Correct me if I’m wrong – and I always hope I am – but I doubt many are familiar with the current status of Nepal’s political situation. Basically, it is politically unstable and has had a transitional government at its helm for the past few years. On the 27th May 2012 the new Constitution will come out, hopefully including within it the rights of many of the country’s minority groups.

One such group currently lobbying the government for their rights to be included within the Constitution are Dalit women.

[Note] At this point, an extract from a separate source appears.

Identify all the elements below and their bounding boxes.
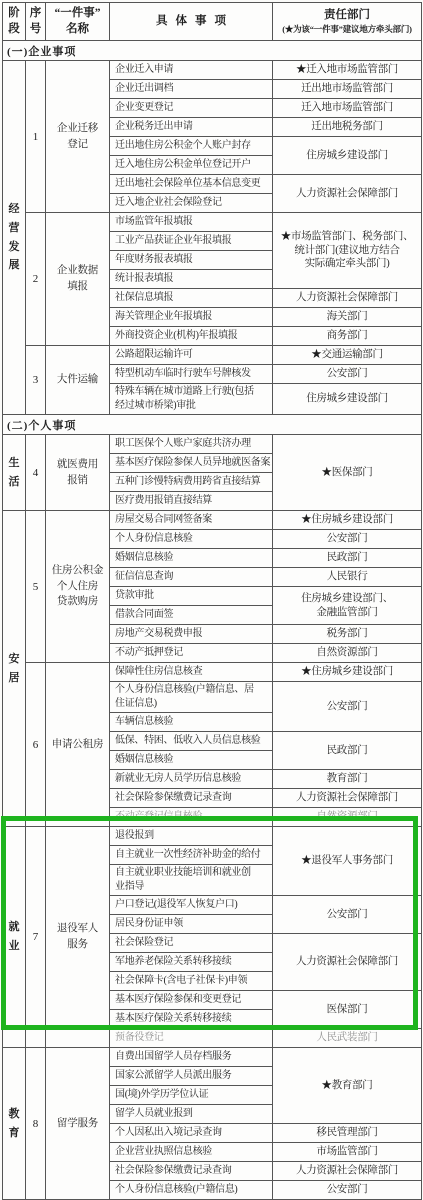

Who are Dalits? Think of the caste systems prevalent in South East Asia, established centuries ago, intertwined with Hinduism used as a mode of ensuring social stratification and the maintenance of social hierarchy. Right at the bottom of the caste system sit the Dalits, the ‘untouchables’, viewed as ritually impure, polluting and regarded as sub-human. To be a Dalit, and a woman- it’s double discrimination all the way, from not being allowed to share the same water tap at school with your classmates (if you are lucky enough to even get to school), to being killed for marrying outside of your caste.

What is the interest of an Australian feminist in the situation of Nepal’s Dalit women? I currently have the privilege to be working with the Feminist Dalit Organisation (FEDO), a national level NGO dedicated to promoting Dalit women’s rights, eliminating caste and gender-based discrimination and promoting justice and equality in Nepalese society. I don’t really want this to turn into an NGO plug, but these guys really are awesome. As well as advocating at the national level for Dalit women’s rights (with the constant risk of arrest), FEDO runs a range of programs in health and sanitation, education, institutional development, peace-building, economic empowerment and political representation. Since 1994, FEDO has helped put Dalit women and Dalit rights on the map, in a society where Dalits, particularly Dalit women, had never before been considered. They currently have over 2000 women’s groups and 50,000 directly engaged members benefiting from their projects throughout Nepal – no small achievement, given the size of some of the Himalaya they need to get over to deliver the projects.

Right now, Dalit women are definitely doing it for themselves – lobbying the government for Dalit women’s rights, as the date to the release of the new Constitution gets closer, protesting, having sit-down strikes, being arrested, imprisoned, then doing it all again. They have exhausted the softer forms of advocacy, which have largely have gone unheard, and are stepping up the pressure on the government in the only ways it seems they can be heard.

It’s feminist advocacy at its greatest – it warms the heart and puts a tingle down my spine seeing these women fighting for their rights.